Tears filled my eyes as Aidyn read the Psalms aloud to Mrs. Kip. Because not so many months ago, I could barely read the Psalms through tears as I stroked the swollen, limp hand of a loved one, unsure whether that visit might be my last.
If you have an aged or terminally ill friend or family member, you might want to read The Extraordinary Deaths of Mrs. Kip by Sara Brunsvold—along with the Hospice end of life booklets by Barbara Karnes (read the booklets before you’re at the Hospice stage, if you can). And if you have a friend or family member struggling with dementia, you may also want to check out When Stone Wings Fly by Karen Barnett.
But it’s not just a book for those who are caring for the dying. The Extraordinary Deaths of Mrs. Kip is a book that will inspire each of us to really live—with extraordinary purpose and even pizzazz.
It’s not often I finish a book and immediately order several copies to have on hand to share.

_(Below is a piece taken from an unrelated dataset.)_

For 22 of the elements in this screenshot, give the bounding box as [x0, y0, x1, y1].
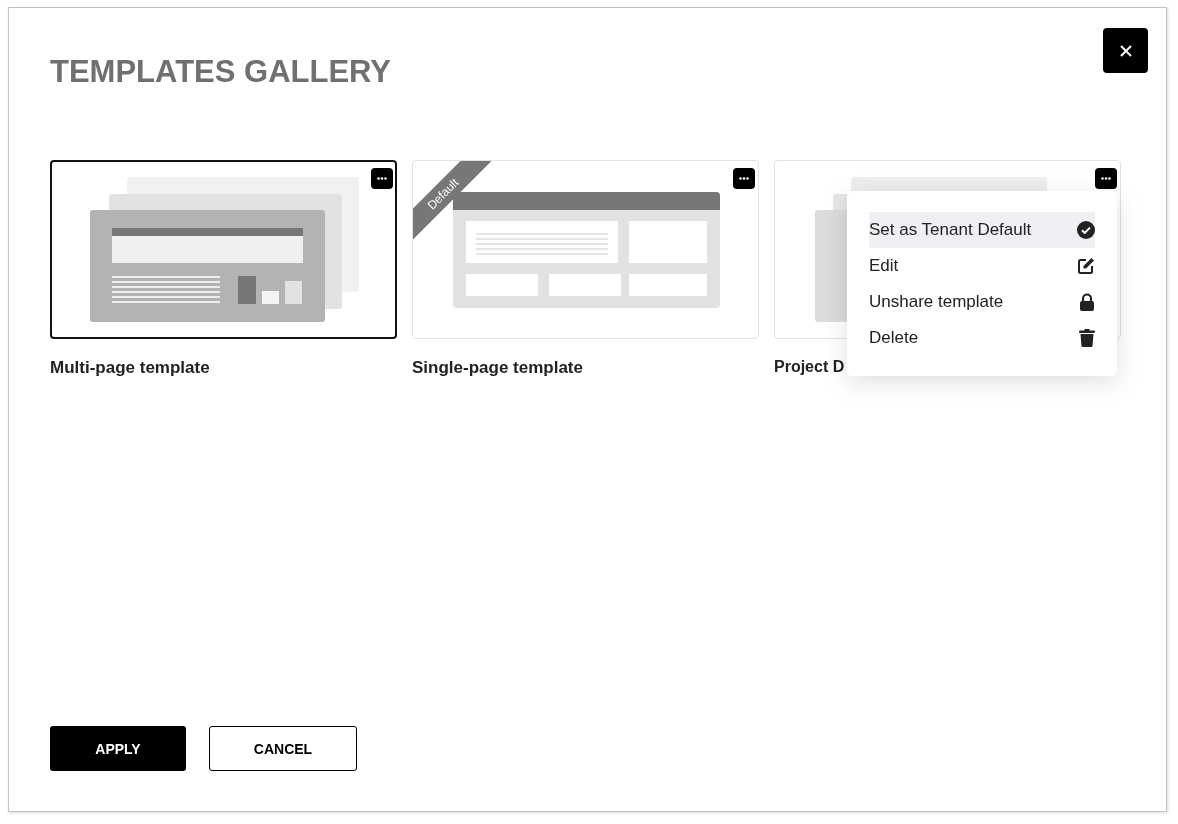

But in the case of this debut novel, I did.
The Extraordinary Deaths of Mrs. Kip is rare in contemporary Christian women’s fiction, because it’s not a romance—it’s a story about learning how to love.
Trigger Warnings: There’s the death of a baby, the death of a spouse, cancer, and two different end of life situations. It’s not an easy book to read—it’s like the Hospice “blue book” in a much longer, fictional format—but it’s an important book to read.

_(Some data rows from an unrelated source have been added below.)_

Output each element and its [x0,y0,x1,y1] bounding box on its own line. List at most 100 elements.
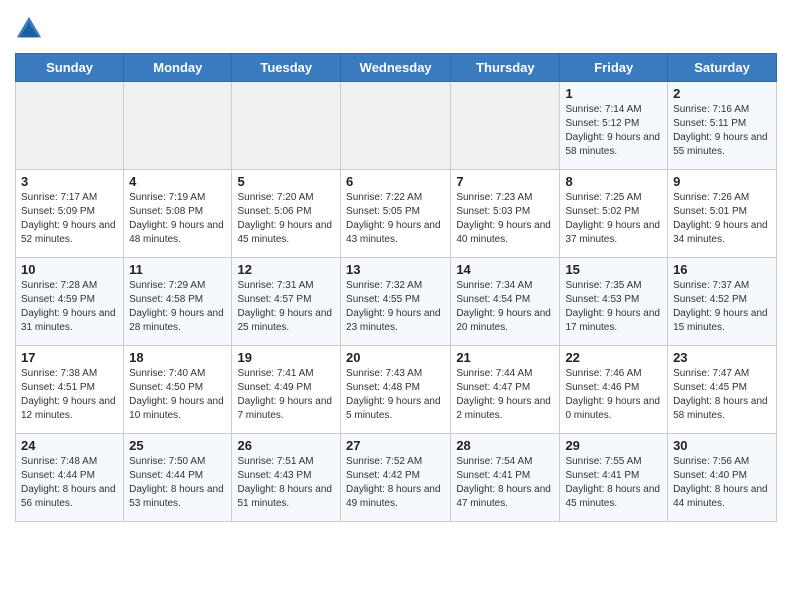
day-number: 10 [21,262,118,277]
day-info: Sunrise: 7:34 AM Sunset: 4:54 PM Dayligh… [456,279,554,335]
calendar-header-saturday: Saturday [668,54,777,82]
day-info: Sunrise: 7:28 AM Sunset: 4:59 PM Dayligh… [21,279,118,335]
calendar-day: 16Sunrise: 7:37 AM Sunset: 4:52 PM Dayli… [668,258,777,346]
day-number: 11 [129,262,226,277]
calendar-day: 21 Sunrise: 7:44 AM Sunset: 4:47 PM Dayli… [451,346,560,434]
day-number: 27 [346,438,445,453]
calendar-day: 13 Sunrise: 7:32 AM Sunset: 4:55 PM Dayli… [341,258,451,346]
day-number: 9 [673,174,771,189]
day-info: Sunrise: 7:25 AM Sunset: 5:02 PM Dayligh… [565,191,662,247]
day-number: 21 [456,350,554,365]
page: SundayMondayTuesdayWednesdayThursdayFrid… [0,0,792,612]
day-number: 4 [129,174,226,189]
day-info: Sunrise: 7:51 AM Sunset: 4:43 PM Dayligh… [237,455,335,511]
calendar-header-friday: Friday [560,54,668,82]
calendar-header-thursday: Thursday [451,54,560,82]
day-number: 6 [346,174,445,189]
day-info: Sunrise: 7:41 AM Sunset: 4:49 PM Dayligh… [237,367,335,423]
day-info: Sunrise: 7:19 AM Sunset: 5:08 PM Dayligh… [129,191,226,247]
calendar-header-wednesday: Wednesday [341,54,451,82]
calendar-day: 26 Sunrise: 7:51 AM Sunset: 4:43 PM Dayli… [232,434,341,522]
calendar-day: 24 Sunrise: 7:48 AM Sunset: 4:44 PM Dayli… [16,434,124,522]
calendar-day: 4 Sunrise: 7:19 AM Sunset: 5:08 PM Daylig… [124,170,232,258]
day-number: 2 [673,86,771,101]
calendar-day: 27 Sunrise: 7:52 AM Sunset: 4:42 PM Dayli… [341,434,451,522]
calendar-week-row: 3 Sunrise: 7:17 AM Sunset: 5:09 PM Daylig… [16,170,777,258]
day-info: Sunrise: 7:35 AM Sunset: 4:53 PM Dayligh… [565,279,662,335]
calendar-day: 30 Sunrise: 7:56 AM Sunset: 4:40 PM Dayli… [668,434,777,522]
calendar-day: 11 Sunrise: 7:29 AM Sunset: 4:58 PM Dayli… [124,258,232,346]
calendar-header-tuesday: Tuesday [232,54,341,82]
day-info: Sunrise: 7:52 AM Sunset: 4:42 PM Dayligh… [346,455,445,511]
day-number: 7 [456,174,554,189]
calendar-day [232,82,341,170]
day-info: Sunrise: 7:38 AM Sunset: 4:51 PM Dayligh… [21,367,118,423]
day-number: 14 [456,262,554,277]
logo-icon [15,15,43,43]
calendar-day: 15 Sunrise: 7:35 AM Sunset: 4:53 PM Dayli… [560,258,668,346]
day-info: Sunrise: 7:32 AM Sunset: 4:55 PM Dayligh… [346,279,445,335]
day-number: 25 [129,438,226,453]
day-info: Sunrise: 7:56 AM Sunset: 4:40 PM Dayligh… [673,455,771,511]
day-info: Sunrise: 7:26 AM Sunset: 5:01 PM Dayligh… [673,191,771,247]
day-number: 12 [237,262,335,277]
calendar-day [124,82,232,170]
day-info: Sunrise: 7:40 AM Sunset: 4:50 PM Dayligh… [129,367,226,423]
calendar-day: 12 Sunrise: 7:31 AM Sunset: 4:57 PM Dayli… [232,258,341,346]
calendar-day [16,82,124,170]
day-info: Sunrise: 7:17 AM Sunset: 5:09 PM Dayligh… [21,191,118,247]
day-number: 30 [673,438,771,453]
day-number: 15 [565,262,662,277]
calendar-day: 9 Sunrise: 7:26 AM Sunset: 5:01 PM Daylig… [668,170,777,258]
day-info: Sunrise: 7:29 AM Sunset: 4:58 PM Dayligh… [129,279,226,335]
day-number: 28 [456,438,554,453]
calendar-day: 1 Sunrise: 7:14 AM Sunset: 5:12 PM Daylig… [560,82,668,170]
day-number: 16 [673,262,771,277]
day-info: Sunrise: 7:47 AM Sunset: 4:45 PM Dayligh… [673,367,771,423]
calendar-day: 17 Sunrise: 7:38 AM Sunset: 4:51 PM Dayli… [16,346,124,434]
day-info: Sunrise: 7:16 AM Sunset: 5:11 PM Dayligh… [673,103,771,159]
calendar-day: 3 Sunrise: 7:17 AM Sunset: 5:09 PM Daylig… [16,170,124,258]
day-info: Sunrise: 7:46 AM Sunset: 4:46 PM Dayligh… [565,367,662,423]
calendar-day: 22 Sunrise: 7:46 AM Sunset: 4:46 PM Dayli… [560,346,668,434]
calendar-day: 7Sunrise: 7:23 AM Sunset: 5:03 PM Daylig… [451,170,560,258]
calendar-day: 10 Sunrise: 7:28 AM Sunset: 4:59 PM Dayli… [16,258,124,346]
calendar-day: 25 Sunrise: 7:50 AM Sunset: 4:44 PM Dayli… [124,434,232,522]
calendar-day [341,82,451,170]
day-number: 18 [129,350,226,365]
day-number: 1 [565,86,662,101]
day-info: Sunrise: 7:50 AM Sunset: 4:44 PM Dayligh… [129,455,226,511]
day-number: 3 [21,174,118,189]
calendar-header-monday: Monday [124,54,232,82]
day-number: 13 [346,262,445,277]
day-number: 8 [565,174,662,189]
day-number: 23 [673,350,771,365]
day-number: 29 [565,438,662,453]
day-info: Sunrise: 7:20 AM Sunset: 5:06 PM Dayligh… [237,191,335,247]
day-info: Sunrise: 7:31 AM Sunset: 4:57 PM Dayligh… [237,279,335,335]
day-number: 17 [21,350,118,365]
calendar-day [451,82,560,170]
calendar-header-row: SundayMondayTuesdayWednesdayThursdayFrid… [16,54,777,82]
day-info: Sunrise: 7:48 AM Sunset: 4:44 PM Dayligh… [21,455,118,511]
calendar-week-row: 1 Sunrise: 7:14 AM Sunset: 5:12 PM Daylig… [16,82,777,170]
calendar-day: 6Sunrise: 7:22 AM Sunset: 5:05 PM Daylig… [341,170,451,258]
calendar-week-row: 17 Sunrise: 7:38 AM Sunset: 4:51 PM Dayli… [16,346,777,434]
day-info: Sunrise: 7:44 AM Sunset: 4:47 PM Dayligh… [456,367,554,423]
day-info: Sunrise: 7:55 AM Sunset: 4:41 PM Dayligh… [565,455,662,511]
calendar-header-sunday: Sunday [16,54,124,82]
calendar-day: 19Sunrise: 7:41 AM Sunset: 4:49 PM Dayli… [232,346,341,434]
day-number: 24 [21,438,118,453]
calendar-day: 5Sunrise: 7:20 AM Sunset: 5:06 PM Daylig… [232,170,341,258]
calendar-day: 18 Sunrise: 7:40 AM Sunset: 4:50 PM Dayli… [124,346,232,434]
day-number: 20 [346,350,445,365]
calendar-day: 14 Sunrise: 7:34 AM Sunset: 4:54 PM Dayli… [451,258,560,346]
calendar-day: 23 Sunrise: 7:47 AM Sunset: 4:45 PM Dayli… [668,346,777,434]
day-info: Sunrise: 7:14 AM Sunset: 5:12 PM Dayligh… [565,103,662,159]
day-info: Sunrise: 7:54 AM Sunset: 4:41 PM Dayligh… [456,455,554,511]
calendar-day: 8 Sunrise: 7:25 AM Sunset: 5:02 PM Daylig… [560,170,668,258]
calendar-day: 29 Sunrise: 7:55 AM Sunset: 4:41 PM Dayli… [560,434,668,522]
header [15,15,777,43]
day-number: 22 [565,350,662,365]
day-number: 26 [237,438,335,453]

Review of The Extraordinary Deaths of Mrs. Kip by my 14-year-old daughter Ruth Anne:
Most teenaged girls don’t prefer books with heroines of seventy-nine years old. I am, I confess, one of those. But that was before I met Clara Kip.
She is extraordinary, precocious, ornery—in her own words, “a troublemaker.” She is the kind of old woman I want to be: one who pretends that her wheelchair is a Harley motorcycle. She’s also the kind of lady who believes in the power of God and chocolate chip cookies.

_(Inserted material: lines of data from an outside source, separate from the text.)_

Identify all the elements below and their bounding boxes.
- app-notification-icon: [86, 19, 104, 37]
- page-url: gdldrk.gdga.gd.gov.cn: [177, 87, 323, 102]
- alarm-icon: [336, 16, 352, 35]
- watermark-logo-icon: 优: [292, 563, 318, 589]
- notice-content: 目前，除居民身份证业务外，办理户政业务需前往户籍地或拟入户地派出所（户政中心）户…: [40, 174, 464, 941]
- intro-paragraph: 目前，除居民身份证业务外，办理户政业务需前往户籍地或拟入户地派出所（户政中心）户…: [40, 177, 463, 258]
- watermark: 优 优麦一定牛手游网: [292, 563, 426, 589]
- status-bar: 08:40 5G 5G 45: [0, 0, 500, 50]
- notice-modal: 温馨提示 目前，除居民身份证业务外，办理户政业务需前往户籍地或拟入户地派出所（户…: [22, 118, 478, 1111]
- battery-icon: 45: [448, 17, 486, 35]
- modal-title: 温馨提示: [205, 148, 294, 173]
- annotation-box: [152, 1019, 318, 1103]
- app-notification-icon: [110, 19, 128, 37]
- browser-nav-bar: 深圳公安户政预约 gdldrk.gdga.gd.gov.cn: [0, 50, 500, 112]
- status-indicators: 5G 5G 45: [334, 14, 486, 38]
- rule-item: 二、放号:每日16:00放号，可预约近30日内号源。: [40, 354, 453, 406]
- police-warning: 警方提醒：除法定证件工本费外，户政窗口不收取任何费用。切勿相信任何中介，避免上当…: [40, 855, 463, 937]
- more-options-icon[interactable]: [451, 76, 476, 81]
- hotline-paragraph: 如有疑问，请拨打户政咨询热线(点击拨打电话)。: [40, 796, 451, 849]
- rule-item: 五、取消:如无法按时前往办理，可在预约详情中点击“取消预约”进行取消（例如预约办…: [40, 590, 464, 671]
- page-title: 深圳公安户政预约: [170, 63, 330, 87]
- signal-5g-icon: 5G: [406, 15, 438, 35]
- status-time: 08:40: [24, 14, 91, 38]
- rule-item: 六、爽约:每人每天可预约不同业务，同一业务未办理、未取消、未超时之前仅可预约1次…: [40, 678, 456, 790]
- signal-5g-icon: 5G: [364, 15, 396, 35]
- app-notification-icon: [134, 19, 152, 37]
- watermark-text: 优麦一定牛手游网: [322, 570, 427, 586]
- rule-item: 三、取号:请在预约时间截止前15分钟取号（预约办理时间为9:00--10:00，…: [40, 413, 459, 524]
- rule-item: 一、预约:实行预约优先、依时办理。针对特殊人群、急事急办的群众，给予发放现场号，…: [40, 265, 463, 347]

With that belief firm in hand, she shows reporter Aidyn Kelley the marvelous majesty of God and the touch of His hand in every life He created. She also begrudgingly reveals her awe-inspiring legacy built on God’s love and guidance.
I read The Extraordinary Deaths of Mrs. Kip in two days, my heart reaching out for more of this God-fearing woman and her incredible story.
Psalm 16:8—a key verse in the book—basically sums up what we need to know about Clara Lu Kip. It says, “I will always let the Lord guide me. Because He is at my right hand, I will not be shaken.”
I hope you find the vitality that I found springing from every one of the pages in this book. I hope you discover answers to your own questions in this story. And I hope Mrs. Kip inspires you to reach onward, upward, and most importantly, Godward.